Based on Yant, in the Moore case, the Claims Court dismissed the case for lack of a prima facie showing of an EPA violation because Moore had not alleged that the disparity in pay at SEC was based on sex under the Yant formulation.
What Appellant Moore argued to the Federal Circuit on appeal from dismissal of his complaint in the Claims Court was that Yant was distinguishable based on the nature of his case and the Yant plaintiffs: for Moore, a straightforward comparator-to-comparator case; in Yant what amounted to a class-action of a group of people in different but similar occupations, with an average salary being less for the female NPs than for the male PAs. But, Moore also argued that Yant was wrongly decided because it added a showing of causality to the EPA prima facie case that had no basis in the language of the EPA or the Supreme Court’s analysis in Corning Glass Works.
In its decision, the Federal Circuit placed the issue of the elements of an EPA comparator case, sua sponte, before the entire court, that is, en banc. And the court decided to overrule the burden of proof formulation in Yant to square the law with that of the Supreme Court and each other circuit appellate court that had, in private sector cases, followed the approach that a prima facie EPA violation is made out by demonstrating disparity among comparators of different sexes who are paid at dissimilar rates for work of the same nature, in the same location, and in the same working conditions.

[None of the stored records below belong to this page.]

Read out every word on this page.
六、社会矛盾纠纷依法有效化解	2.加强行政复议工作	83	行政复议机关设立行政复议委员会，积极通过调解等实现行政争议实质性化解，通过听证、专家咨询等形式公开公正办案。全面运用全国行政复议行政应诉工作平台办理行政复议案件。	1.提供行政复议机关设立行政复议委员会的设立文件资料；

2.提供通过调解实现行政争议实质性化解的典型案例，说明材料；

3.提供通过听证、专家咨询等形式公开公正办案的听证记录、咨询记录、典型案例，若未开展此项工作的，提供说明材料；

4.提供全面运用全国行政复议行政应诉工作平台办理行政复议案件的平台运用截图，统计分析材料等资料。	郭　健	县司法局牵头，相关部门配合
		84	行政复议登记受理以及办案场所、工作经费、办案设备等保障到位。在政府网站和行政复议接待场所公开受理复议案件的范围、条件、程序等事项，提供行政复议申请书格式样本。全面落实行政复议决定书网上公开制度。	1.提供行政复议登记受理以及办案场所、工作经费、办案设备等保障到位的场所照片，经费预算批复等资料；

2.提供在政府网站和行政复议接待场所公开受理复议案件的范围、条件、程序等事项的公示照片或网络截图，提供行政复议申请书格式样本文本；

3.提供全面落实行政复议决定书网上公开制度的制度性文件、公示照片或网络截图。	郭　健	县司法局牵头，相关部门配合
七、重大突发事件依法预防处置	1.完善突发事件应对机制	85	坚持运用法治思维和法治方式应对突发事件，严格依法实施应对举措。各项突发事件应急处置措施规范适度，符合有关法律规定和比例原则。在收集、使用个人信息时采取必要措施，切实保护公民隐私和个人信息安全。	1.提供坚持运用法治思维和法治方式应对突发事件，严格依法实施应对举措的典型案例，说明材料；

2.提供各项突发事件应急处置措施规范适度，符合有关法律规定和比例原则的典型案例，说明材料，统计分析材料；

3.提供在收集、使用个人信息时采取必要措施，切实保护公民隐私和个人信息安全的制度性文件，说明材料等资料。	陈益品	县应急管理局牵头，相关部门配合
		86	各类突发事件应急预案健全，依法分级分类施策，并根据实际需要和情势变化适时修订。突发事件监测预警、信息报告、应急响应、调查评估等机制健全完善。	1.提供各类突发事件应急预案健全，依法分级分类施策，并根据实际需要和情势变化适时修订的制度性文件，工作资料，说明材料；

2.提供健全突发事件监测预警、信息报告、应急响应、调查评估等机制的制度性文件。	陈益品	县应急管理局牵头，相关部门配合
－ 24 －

The Moore decision explained:
In Yant, this circuit added an extra element to an EPA claimant’s prima facie case—namely, a showing that the pay differential “is either historically or presently based on sex.” Yant, 588 F.3d at 1372. This extra element is problematic for a few reasons—all related. First, it’s simply extraneous in view of the Supreme Court’s articulation of an EPA claimant’s prima facie case. Second, it violates the principle that “the EPA does not require . . . proof of intentional discrimination.” . . . Having to prove—on top of a pay differential across sexes for equal work—that the differential is “based on” sex is tantamount to having to prove that it’s because of sex, which is tantamount to having to prove intentional discrimination. Third, it misallocates the EPA’s burdens. Once an EPA claimant carries the burden on the (properly understood) prima facie case, it becomes the employer’s burden to prove—as an affirmative defense—that the pay differential has a permissible non-sex-based justification.
. . .
We therefore take this opportunity to bring this circuit in line with our sister circuits and the Supreme Court. To make out a prima facie EPA case, a claimant bears the burden to “show that an employer pays different wages to employees of opposite sexes ‘for equal work on jobs the performance of which requires equal skill, effort, and responsibility, and which are performed under similar working conditions.’” Corning Glass, 417 U.S. at 195 (quoting 29 U.S.C. § 206(d)(1)). Yant is overruled to the extent it is inconsistent with the foregoing.
So, Mr. Moore’s case returns to the Claims Court, its litigation course to evolve.
Moore v. United States, Fed. Cir. 2022-1475 (4/28/2023 Precedential) (with order adopting decision of panel en banc).